Abstract

Abstract Introduction In recent years, therapeutic approaches for treating vasculogenic Erectile Dysfunction (ED) have evolved, with Low Intensity Shock Wave Therapy (LISWT) emerging as a promising modality. Objective To objectively evaluate the efficacy of LISWT for ED patients and to predict the required number of sessions, we examined the effects of administering up to 10 mcg of intracavernous alprostadil injections both before and after treatment Methods 85 vasculogenic ED patients (Average age: 57); 33 with mild to moderate ED and 52 with moderate or severe ED. Intracavernous injection (ICI) of ≤10 mcg of alprostadil was given before LISWT and one month post-treatment. Depending on ICI response, patients underwent either six (Erection Hardness Score (EHS) ≤3) or four (EHS=4) weekly LISWT sessions using PiezoWave2 from Richard WOLF. LISWT Parameters: 0.16mj/mm2 energy flux density, 8 Hz frequency, 10mm wave focus penetration depth, and 6000 shocks per session distributed among the two crura of the penis (2000 shocks), dorsum penis (2000 shocks), and lateral penis (2000 shocks).

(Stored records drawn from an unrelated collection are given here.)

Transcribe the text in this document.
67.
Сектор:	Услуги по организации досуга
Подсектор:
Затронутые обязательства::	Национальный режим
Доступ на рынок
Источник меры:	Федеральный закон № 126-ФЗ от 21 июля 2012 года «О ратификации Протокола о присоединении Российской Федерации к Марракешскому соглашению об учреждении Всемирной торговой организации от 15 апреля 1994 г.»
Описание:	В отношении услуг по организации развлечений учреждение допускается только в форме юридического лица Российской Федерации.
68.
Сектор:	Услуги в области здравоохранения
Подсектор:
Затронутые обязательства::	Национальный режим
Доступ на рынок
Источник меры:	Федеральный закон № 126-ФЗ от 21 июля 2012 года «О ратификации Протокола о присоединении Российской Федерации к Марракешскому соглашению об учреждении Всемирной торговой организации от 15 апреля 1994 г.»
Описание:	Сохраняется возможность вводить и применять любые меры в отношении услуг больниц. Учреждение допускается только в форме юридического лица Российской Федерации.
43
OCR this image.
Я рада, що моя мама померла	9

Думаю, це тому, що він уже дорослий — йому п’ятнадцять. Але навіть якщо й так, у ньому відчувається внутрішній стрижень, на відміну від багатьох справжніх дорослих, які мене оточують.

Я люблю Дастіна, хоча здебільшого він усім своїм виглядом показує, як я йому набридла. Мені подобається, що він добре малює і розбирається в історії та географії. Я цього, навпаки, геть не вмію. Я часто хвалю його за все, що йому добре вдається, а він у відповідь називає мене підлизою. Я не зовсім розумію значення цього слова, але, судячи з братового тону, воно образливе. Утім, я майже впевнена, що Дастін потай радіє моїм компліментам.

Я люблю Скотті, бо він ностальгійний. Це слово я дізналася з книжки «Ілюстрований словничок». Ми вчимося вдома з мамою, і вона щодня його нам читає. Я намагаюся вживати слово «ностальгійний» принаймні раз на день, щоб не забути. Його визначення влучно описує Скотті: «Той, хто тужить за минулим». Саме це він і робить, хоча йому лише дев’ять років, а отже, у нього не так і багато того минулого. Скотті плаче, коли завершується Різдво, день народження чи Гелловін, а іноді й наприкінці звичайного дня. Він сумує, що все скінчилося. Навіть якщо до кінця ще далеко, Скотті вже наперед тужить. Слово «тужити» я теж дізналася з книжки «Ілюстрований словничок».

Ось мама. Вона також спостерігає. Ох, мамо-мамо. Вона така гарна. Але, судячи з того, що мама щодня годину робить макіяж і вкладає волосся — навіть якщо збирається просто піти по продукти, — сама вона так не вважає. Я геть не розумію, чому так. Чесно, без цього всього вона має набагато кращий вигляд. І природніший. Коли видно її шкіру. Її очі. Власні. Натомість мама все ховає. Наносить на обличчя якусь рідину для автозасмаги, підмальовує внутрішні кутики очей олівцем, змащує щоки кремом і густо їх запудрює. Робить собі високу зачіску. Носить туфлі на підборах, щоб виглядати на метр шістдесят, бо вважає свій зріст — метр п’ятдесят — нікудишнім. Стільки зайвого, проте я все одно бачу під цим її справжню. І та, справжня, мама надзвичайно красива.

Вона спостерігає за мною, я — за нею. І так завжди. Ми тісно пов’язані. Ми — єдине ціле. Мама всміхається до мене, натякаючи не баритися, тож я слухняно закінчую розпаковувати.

Results 33 patients showed a robust response to the 10mcg ICI and were treated with four LISWT sessions. 52 patients exhibited a partial response to the 10mcg ICI, necessitating six LISWT sessions. 78.6% (26 out of 33) of the patients who initially responded well to 10 mcg ICI had a consistent response to 8 mcg ICI; 63.6% (33 out of 52) of those with a partial initial response to 10 mcg ICI demonstrated an improved reaction to the same dosage post-treatment (table 1) (fig. 1). No complications were reported from the ICI. Conclusions Intracavernous prostaglandin injection can serve as a predictor for the required number of LISWT sessions and can objectively gauge the treatment's effectiveness in ED patients. Further randomized studies, incorporating parameters such as EHS, IIEF, and the ICI dosage, are recommended to validate this method's feasibility Disclosure No.